WASHINGTON -- Fresh fears - about U.S. consumers, real estate and hidden credit risks - have once again sent North American stocks spiralling downward.
Each of the major U.S. stock indexes lost more than 2 per cent of their value yesterday, including the blue-chip Dow Jones industrial average, the S&P 500 index (down 34.43 points to 1,432.36) and the technology-laden Nasdaq composite index.
The grim mood spilled over into Canada, where the TSX also fell sharply, dropping 1.65 per cent.
The losses make it clear that investors aren't convinced the once-booming U.S. economy can avoid a recession in the coming months.
The downdraft started early yesterday after broker Merrill Lynch downgraded to "neutral" from "buy" three leading financial institutions - Bear Stearns Cos. Inc., Lehman Brothers Inc. and Citigroup Inc. - because of their exposure to real estate, mergers and the debt market.
Fears that the credit crunch is far from over was underscored by reports that State Street Corp., the world's largest institutional money manager, has nearly $29-billion (U.S.) committed to the shaky asset-backed commercial paper market.
And the selling on Wall Street and Bay Street continued amid reports on U.S. consumer confidence (down), house prices (down), and the thinking of Ben Bernanke and his Federal Reserve Board colleagues (still obsessed with inflation).
"Developments in global financial markets are infecting investor, business and consumer psyches," said economist Ryan Sweet of Moody's Economy.com in West Chester, Pa.
The mood of Americans is growing darker, along with the slumping value of their homes, pensions and stock portfolios, according to the U.S. Conference Board. The board's monthly consumer confidence index tumbled in August by the most since hurricane Katrina two years ago, falling nearly seven points to 105 from 111.9 in July.
The board said Americans are feeling decidedly less secure.
Among their concerns are job prospects, incomes and the ability to afford big-ticket purchases, such as cars and appliances.

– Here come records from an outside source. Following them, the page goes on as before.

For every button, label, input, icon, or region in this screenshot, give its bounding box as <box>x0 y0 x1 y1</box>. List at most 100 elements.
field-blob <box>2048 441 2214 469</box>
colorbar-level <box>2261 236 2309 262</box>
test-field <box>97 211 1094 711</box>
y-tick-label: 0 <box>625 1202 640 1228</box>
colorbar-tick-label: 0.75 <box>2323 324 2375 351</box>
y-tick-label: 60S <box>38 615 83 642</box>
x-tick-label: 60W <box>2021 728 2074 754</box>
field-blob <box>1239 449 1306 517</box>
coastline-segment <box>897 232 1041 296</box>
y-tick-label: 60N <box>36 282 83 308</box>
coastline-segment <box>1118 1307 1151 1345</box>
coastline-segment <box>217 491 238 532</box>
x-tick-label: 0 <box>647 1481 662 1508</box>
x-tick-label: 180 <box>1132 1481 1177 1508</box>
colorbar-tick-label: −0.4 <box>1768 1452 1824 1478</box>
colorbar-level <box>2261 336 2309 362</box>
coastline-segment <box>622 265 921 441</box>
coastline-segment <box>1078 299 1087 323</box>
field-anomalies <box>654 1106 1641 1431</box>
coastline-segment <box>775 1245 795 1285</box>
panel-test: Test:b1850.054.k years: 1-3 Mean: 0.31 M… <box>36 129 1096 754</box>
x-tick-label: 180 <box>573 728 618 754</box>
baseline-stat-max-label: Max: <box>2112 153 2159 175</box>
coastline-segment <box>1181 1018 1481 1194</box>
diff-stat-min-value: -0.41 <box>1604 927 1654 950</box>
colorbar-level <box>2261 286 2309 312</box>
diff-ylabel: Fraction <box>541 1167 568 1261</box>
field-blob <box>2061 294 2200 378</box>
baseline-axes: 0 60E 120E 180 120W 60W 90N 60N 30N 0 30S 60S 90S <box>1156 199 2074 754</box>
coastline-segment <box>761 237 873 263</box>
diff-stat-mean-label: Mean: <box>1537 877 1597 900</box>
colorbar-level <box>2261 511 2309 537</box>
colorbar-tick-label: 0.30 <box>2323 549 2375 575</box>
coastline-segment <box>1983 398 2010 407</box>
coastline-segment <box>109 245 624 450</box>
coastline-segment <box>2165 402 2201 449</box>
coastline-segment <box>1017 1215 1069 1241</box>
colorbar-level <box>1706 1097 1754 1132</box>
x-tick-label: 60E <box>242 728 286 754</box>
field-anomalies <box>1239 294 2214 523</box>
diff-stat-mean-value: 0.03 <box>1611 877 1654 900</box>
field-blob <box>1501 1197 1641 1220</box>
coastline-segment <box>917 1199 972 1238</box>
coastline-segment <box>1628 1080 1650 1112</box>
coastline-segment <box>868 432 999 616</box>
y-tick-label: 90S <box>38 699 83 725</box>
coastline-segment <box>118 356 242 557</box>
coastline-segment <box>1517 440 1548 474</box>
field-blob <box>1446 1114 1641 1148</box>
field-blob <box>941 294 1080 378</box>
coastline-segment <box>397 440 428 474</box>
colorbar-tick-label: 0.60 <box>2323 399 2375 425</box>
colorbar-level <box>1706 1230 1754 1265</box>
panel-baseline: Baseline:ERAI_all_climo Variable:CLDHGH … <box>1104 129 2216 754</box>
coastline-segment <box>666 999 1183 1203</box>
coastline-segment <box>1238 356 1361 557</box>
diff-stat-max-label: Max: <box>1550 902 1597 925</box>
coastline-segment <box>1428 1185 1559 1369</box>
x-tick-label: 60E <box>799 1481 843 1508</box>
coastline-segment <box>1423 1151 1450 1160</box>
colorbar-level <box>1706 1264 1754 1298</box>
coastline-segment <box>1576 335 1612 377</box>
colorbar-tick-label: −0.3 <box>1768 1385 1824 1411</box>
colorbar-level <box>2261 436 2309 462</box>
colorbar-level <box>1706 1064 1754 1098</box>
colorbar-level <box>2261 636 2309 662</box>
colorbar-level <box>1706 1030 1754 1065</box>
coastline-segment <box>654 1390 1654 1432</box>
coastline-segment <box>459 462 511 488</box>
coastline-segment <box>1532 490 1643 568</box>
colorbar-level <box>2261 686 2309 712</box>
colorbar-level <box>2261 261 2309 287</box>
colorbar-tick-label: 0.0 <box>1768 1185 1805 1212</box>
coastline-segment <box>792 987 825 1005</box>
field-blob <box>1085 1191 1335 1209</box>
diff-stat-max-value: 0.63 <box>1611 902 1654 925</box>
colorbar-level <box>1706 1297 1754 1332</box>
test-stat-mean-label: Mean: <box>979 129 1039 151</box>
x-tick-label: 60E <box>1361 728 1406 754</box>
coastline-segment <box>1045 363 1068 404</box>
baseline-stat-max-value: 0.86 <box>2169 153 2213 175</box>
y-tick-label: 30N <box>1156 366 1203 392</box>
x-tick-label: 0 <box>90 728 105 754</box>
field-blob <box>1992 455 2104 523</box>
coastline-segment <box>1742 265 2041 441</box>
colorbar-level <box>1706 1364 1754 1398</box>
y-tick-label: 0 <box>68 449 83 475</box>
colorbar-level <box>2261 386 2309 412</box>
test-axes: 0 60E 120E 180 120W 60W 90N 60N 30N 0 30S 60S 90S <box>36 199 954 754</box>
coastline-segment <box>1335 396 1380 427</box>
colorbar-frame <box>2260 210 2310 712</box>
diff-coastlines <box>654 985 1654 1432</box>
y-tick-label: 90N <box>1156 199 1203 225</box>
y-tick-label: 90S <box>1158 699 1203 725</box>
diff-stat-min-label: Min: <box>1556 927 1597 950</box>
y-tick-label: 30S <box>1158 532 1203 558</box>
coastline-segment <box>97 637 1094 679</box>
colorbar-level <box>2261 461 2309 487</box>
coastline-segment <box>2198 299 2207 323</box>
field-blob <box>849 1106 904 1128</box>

"Consumers have obviously been paying some attention to financial market troubles, and this appears to have weighed on their confidence," said analyst Adam York of Wachovia Securities.
Consumer confidence doesn't always dictate spending patterns, and so far consumer spending has held up relatively well in the face of all the turmoil. Even consumer confidence remains at a historically high level, in spite of this month's drop.
The latest pulse of consumer confidence - the first since the mortgage credit crunch erupted earlier this month - coincided with a report that showed that the rate of decline in home values accelerated in June.
Home prices in the top 10 metropolitan markets fell 4.1 per cent from a year ago, according to the S&P Case-Shiller index. It was the sixth consecutive monthly decline.
In recent years, U.S. homeowners have used their homes as credit cards, tapping into their equity for lines of credit and larger, interest-only mortgages. But the borrowing frenzy seems to be coming to a halt.
Economists worry that falling real estate values and slowed construction activity will infect the broader economy. And tighter lending standards by banks aren't yet reflected in the latest house price figures. When the dust settles, price declines from peak to trough could well hit double digits across the U.S., erasing billions of dollars in wealth.
Most economists aren't yet forecasting a recession for the U.S. in the months ahead. But the latest data suggest the slowdown is accelerating.
Consumers aren't the only ones fretting about financial markets and the mortgage meltdown. Mr. Bernanke and members of the Fed's rate-setting committee acknowledged that they toyed with the idea of a rate cut when they met Aug. 7, according to meeting minutes released yesterday.
The Fed said worsening "financial conditions could not be ruled out and, to the extent such a development could have an adverse effect on growth prospects, might require a policy response."
The Fed also said that falling house prices and tighter credit for home equity loans could weigh on consumer spending.
But Mr. Bernanke's overriding concern was inflation, not economic weakness, the minutes show.
The Fed, which doesn't meet again until Sept. 18, moved 10 days after the August meeting, cutting the rate it charges to borrow from its emergency "discount window" to 5.75 per cent from 6.25 per cent.
By then, the Fed had come to the conclusion that the financial turmoil had increased the risk to the broader economy "appreciably."
The bank's benchmark federal funds rate remains fixed at 5.25 per cent. Most economists expect at least a quarter percentage-point cut on Sept. 18, and likely another one before the end of the year.